INSIDE REAL ESTATE: Foreign homebuyers have cash to spend in Alaska
As can be expected, top destinations for foreign homebuyers are the sunshine states of Florida, California, Texas and Arizona.
However, in a little heralded survey in 2015, published by the National Association of Realtors, Alaska ranked number No. 6 as a destination for foreign homebuyers. More recent surveys have dropped Anchorage and Alaska out of the top 20 but the survey reminded me of my first encounter with a foreign homebuyer back in 1984.
That was when Alaska was just beginning to establish relationships with the Russian Far East. As a listing agent, the foreign buyers I met had obtained a loan from a local bank to purchase a home in a southeast Anchorage subdivision.
After closing they wanted to put up a satellite dish on the front of the home but the covenants, codes and restrictions for the subdivision required it to be attached to the rear of the home.
Their first response was “Well, we’ll just give the keys back to the bank if we can’t put it where we want to.”
That seems like an amusing anecdote now but in 1984 Russians were not allowed to own property in their native country. The closest they could come to property ownership was a leased plot for their “deshka,” the equivalent of a summer cabin here in Alaska.

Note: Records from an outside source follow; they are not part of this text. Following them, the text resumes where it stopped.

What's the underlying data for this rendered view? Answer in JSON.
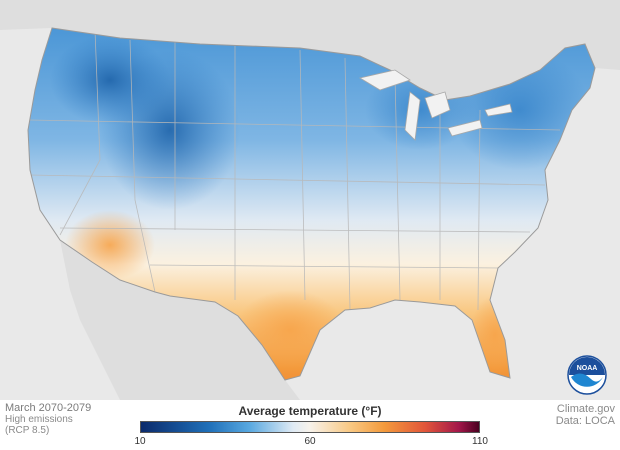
{
  "footer": {
    "period": "March 2070-2079",
    "scenario_line1": "High emissions",
    "scenario_line2": "(RCP 8.5)",
    "credit": "Climate.gov",
    "source": "Data: LOCA"
  },
  "legend": {
    "title": "Average temperature (°F)",
    "ticks": [
      {
        "value": 10,
        "label": "10"
      },
      {
        "value": 60,
        "label": "60"
      },
      {
        "value": 110,
        "label": "110"
      }
    ],
    "range": [
      10,
      110
    ]
  },
  "logo": {
    "name": "noaa-logo",
    "text": "NOAA"
  },
  "colors": {
    "land": "#d9d9d9",
    "cold": "#1f6fb8",
    "mid": "#f5f5f5",
    "warm": "#f39a3c",
    "hot": "#4a0020"
  }
}
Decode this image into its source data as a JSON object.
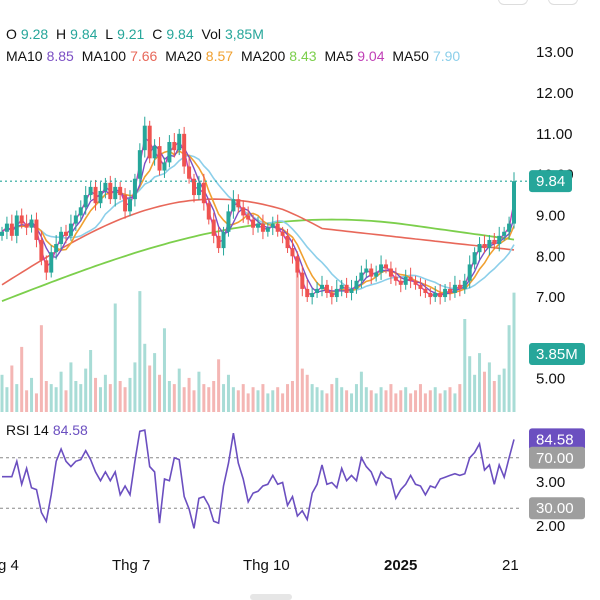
{
  "ohlc": {
    "o_label": "O",
    "o": "9.28",
    "h_label": "H",
    "h": "9.84",
    "l_label": "L",
    "l": "9.21",
    "c_label": "C",
    "c": "9.84",
    "vol_label": "Vol",
    "vol": "3,85M"
  },
  "ma_legend": [
    {
      "name": "MA10",
      "value": "8.85",
      "color": "#7b4fc4"
    },
    {
      "name": "MA100",
      "value": "7.66",
      "color": "#e8685a"
    },
    {
      "name": "MA20",
      "value": "8.57",
      "color": "#f0a030"
    },
    {
      "name": "MA200",
      "value": "8.43",
      "color": "#7ccf4c"
    },
    {
      "name": "MA5",
      "value": "9.04",
      "color": "#c03fb6"
    },
    {
      "name": "MA50",
      "value": "7.90",
      "color": "#8ccfea"
    }
  ],
  "price_tag": "9.84",
  "volume_tag": "3.85M",
  "rsi": {
    "label": "RSI 14",
    "value": "84.58",
    "tag": "84.58",
    "upper": "70.00",
    "lower": "30.00"
  },
  "colors": {
    "up": "#26a69a",
    "down": "#ef5350",
    "rsi": "#6b4fc0",
    "grid": "#888888",
    "purple": "#6b4fc0",
    "gray_tag": "#9e9e9e"
  },
  "chart_data": {
    "type": "candlestick",
    "price_axis_ticks": [
      "13.00",
      "12.00",
      "11.00",
      "10.00",
      "9.00",
      "8.00",
      "7.00",
      "5.00"
    ],
    "rsi_axis_ticks": [
      "3.00",
      "2.00"
    ],
    "x_ticks": [
      "g 4",
      "Thg 7",
      "Thg 10",
      "2025",
      "21"
    ],
    "close_series": [
      8.6,
      8.8,
      8.5,
      9.0,
      8.8,
      8.7,
      8.9,
      8.4,
      7.9,
      7.6,
      8.1,
      8.3,
      8.6,
      8.5,
      8.8,
      9.0,
      9.2,
      9.5,
      9.7,
      9.3,
      9.6,
      9.8,
      9.4,
      9.7,
      9.5,
      9.1,
      9.4,
      9.9,
      10.6,
      11.2,
      10.4,
      10.7,
      10.1,
      10.3,
      10.8,
      10.6,
      11.0,
      10.2,
      9.9,
      9.5,
      9.8,
      9.3,
      8.9,
      8.5,
      8.2,
      8.6,
      9.1,
      9.4,
      9.2,
      9.0,
      8.9,
      8.7,
      8.8,
      8.6,
      8.7,
      8.8,
      8.6,
      8.5,
      8.2,
      8.0,
      7.6,
      7.2,
      7.0,
      7.1,
      7.2,
      7.3,
      7.1,
      7.0,
      7.2,
      7.3,
      7.1,
      7.2,
      7.4,
      7.6,
      7.7,
      7.5,
      7.6,
      7.8,
      7.7,
      7.5,
      7.4,
      7.3,
      7.5,
      7.4,
      7.3,
      7.2,
      7.1,
      7.0,
      7.1,
      7.0,
      7.2,
      7.1,
      7.3,
      7.2,
      7.4,
      7.8,
      8.1,
      8.3,
      8.2,
      8.4,
      8.3,
      8.5,
      8.6,
      8.8,
      9.84
    ],
    "volume_series": [
      1.2,
      0.8,
      1.5,
      0.9,
      2.1,
      0.7,
      1.1,
      0.6,
      2.8,
      1.0,
      0.9,
      0.8,
      1.3,
      0.7,
      1.6,
      1.0,
      0.9,
      1.4,
      2.0,
      1.1,
      0.8,
      1.2,
      0.9,
      3.5,
      1.0,
      0.8,
      1.1,
      1.6,
      3.9,
      2.2,
      1.5,
      1.9,
      1.2,
      2.7,
      1.0,
      0.9,
      1.4,
      0.8,
      1.1,
      0.7,
      1.3,
      0.9,
      0.8,
      1.0,
      1.7,
      0.9,
      1.2,
      0.8,
      0.7,
      0.9,
      0.6,
      0.8,
      0.7,
      0.9,
      0.6,
      0.7,
      0.8,
      0.6,
      0.9,
      1.0,
      4.8,
      1.4,
      1.2,
      0.9,
      0.8,
      0.7,
      0.6,
      0.9,
      1.1,
      0.8,
      0.7,
      0.6,
      0.9,
      1.3,
      0.8,
      0.7,
      0.6,
      0.8,
      0.7,
      0.9,
      0.6,
      0.7,
      0.8,
      0.6,
      0.7,
      0.9,
      0.6,
      0.7,
      0.8,
      0.6,
      0.7,
      0.8,
      0.6,
      0.9,
      3.0,
      1.8,
      1.2,
      1.9,
      1.3,
      1.6,
      1.0,
      1.2,
      1.4,
      2.8,
      3.85
    ],
    "ylim": [
      4.6,
      13.3
    ]
  }
}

Today, it is not unusual for realtors to do business with foreign homebuyers. Although there is no specific state survey, Alaska is an attractive second home destination for foreigners, particularly in recreational communities like Homer and Sitka.
An international buyer refers to two types of non-U.S. citizens. Type A is a non-U.S. citizen who primarily resides outside the U.S. and who doesn’t stay in the U.S. year-round. The Type B buyer is a non-U.S. citizen who is temporarily residing in the U.S on non-immigrant visa, such as diplomats, foreign students, and foreign workers or recent immigrants who have been in the U.S. for less than two years as of the time of their purchase.
According to the National Association of Realtors, foreign buyers purchased $102.6 billion in residential real estate in 2016, down slightly from a high of $103.9 billion in 2015. Nationally, about 34 percent of foreign buyers come from Asia. Latin American and the Caribbean buyers make up about 21 percent and Europeans 18 percent.
China has been the top country of origin for foreign buyers since 2015 as far as number of transactions. China includes the People’s Republic of China, Hong Kong and Taiwan for these statistics.
Buyers from Alaska’s neighbor, Canada, are also considered foreign buyers, and according to the NAR survey, make up 12 percent of all foreign buyers in 2016. What is also interesting is that, on average, foreigners purchase more expensive homes, with an average sales price of $477,500 in 2016, compared to U.S. citizens’ average purchase price for existing homes at $266.700.
As Alaska’s diverse ethnic population continues to grow, we can expect more and more foreign citizens to purchase homes in our communities which will be a stabilizing factor in the residential market as Alaska works its way through its fiscal dilemma.